Several countries are believed to be supplying both sides in the conflict, with Iran bankrolling Assad's war efforts while its regional rivals Saudi Arabia and Qatar arm the rebels.
Brahimi said the talks aimed to find a solution based on last June's Geneva Declaration, which called for a transitional government. This proposal originally foundered over different interpretations of that transition; Washington said Assad could not play a role but Russia insisted that his fate should not be decided outside Syria.
Syria's 20-month-old uprising, which began as peaceful protests but has descended into civil war, has become increasingly bloody with over 40,000 people killed.
RADICALS ON THE RISE
The rebels have gained momentum in recent weeks, capturing a series of military sites across the country often with the help of radical Islamists. However, some activists believe the opposition is still far from toppling Assad, whose army has largely held together and who has many heavy weapons.
The Syrian Observatory for Human Rights reported army shelling and clashes across the country on Sunday, with 60 counted dead before evening. Death tolls have averaged at around 100 per day in recent weeks.
In the north, the radical Islamist group Jabhat al-Nusra, linked to Al Qaeda in Iraq, led other rebels in seizing on Sunday a regimental command center in Aleppo province, which borders Turkey.
The British-based Observatory, which has a network of activists across the country, said the centre's commander fled along with 140 soldiers. Five troops soldiers were captured.
Western powers have become increasingly alarmed by the role of groups such as Jabhat al-Nusra, which Washington is considering putting on its terrorist list.
Radical groups have gained increasing popularity and influence despite their small numbers.
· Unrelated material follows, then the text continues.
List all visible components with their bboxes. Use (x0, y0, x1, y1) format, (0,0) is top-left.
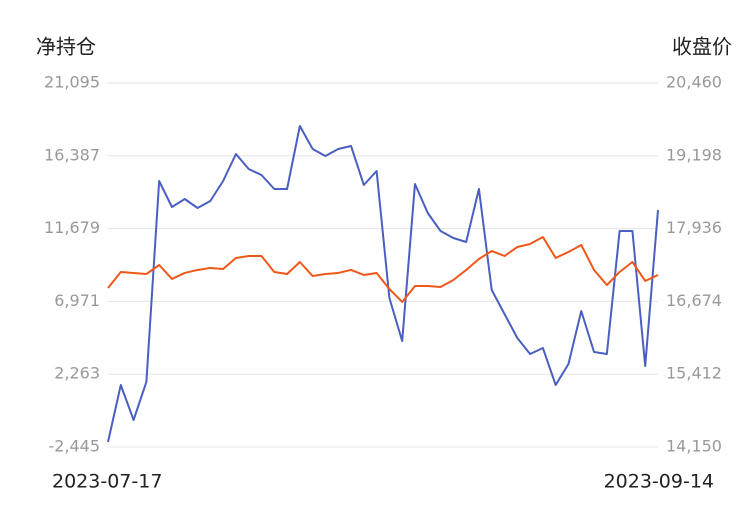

The seasoned fighters they attract from Syria and abroad have increased the effectiveness of their attacks.
Some rebels and residents feel the militants are more disciplined than other rebels, drawing fewer charges of looting and kidnapping.
ROAD TO DAMASCUS?
Damascus has become a focal point of battles over the past week, as rebels effectively shut the international airport by clashing with Assad's forces near there. Foreign flights have been suspended and residents say the airport road is closed.
Rebels who have called their campaign "Operation Opening the Road to Damascus", uploaded video on Sunday that showed heavy gunbattles and explosions rocking several rural towns around the capital. The video also showed rebels firing a fully functioning tank which they had captured from the army.
But there is no clear winner yet in a battle where neither side seems to have advanced. The Syrian army has claimed many successes around the capital, airing footage on state television of soldiers raiding parts of the rebel stronghold of Deraya.
"Our noble forces in Deraya have destroyed some of the terrorist dens used by al Qaeda terrorists to store weapons and other criminal tools," said a report on Syria TV, which usually refers to rebels as terrorists. "Many terrorists were killed."
Still, rebel gains have helped drive a surge of diplomatic efforts among Gulf Arab states and the West to support the opposition and its newly-formed umbrella group, the Syrian National Coalition.
The move may be encouraging defections. Nine judges defected in a YouTube video published on Sunday. Such videos, however, are difficult to verify as the Syrian government has restricted media access in the country.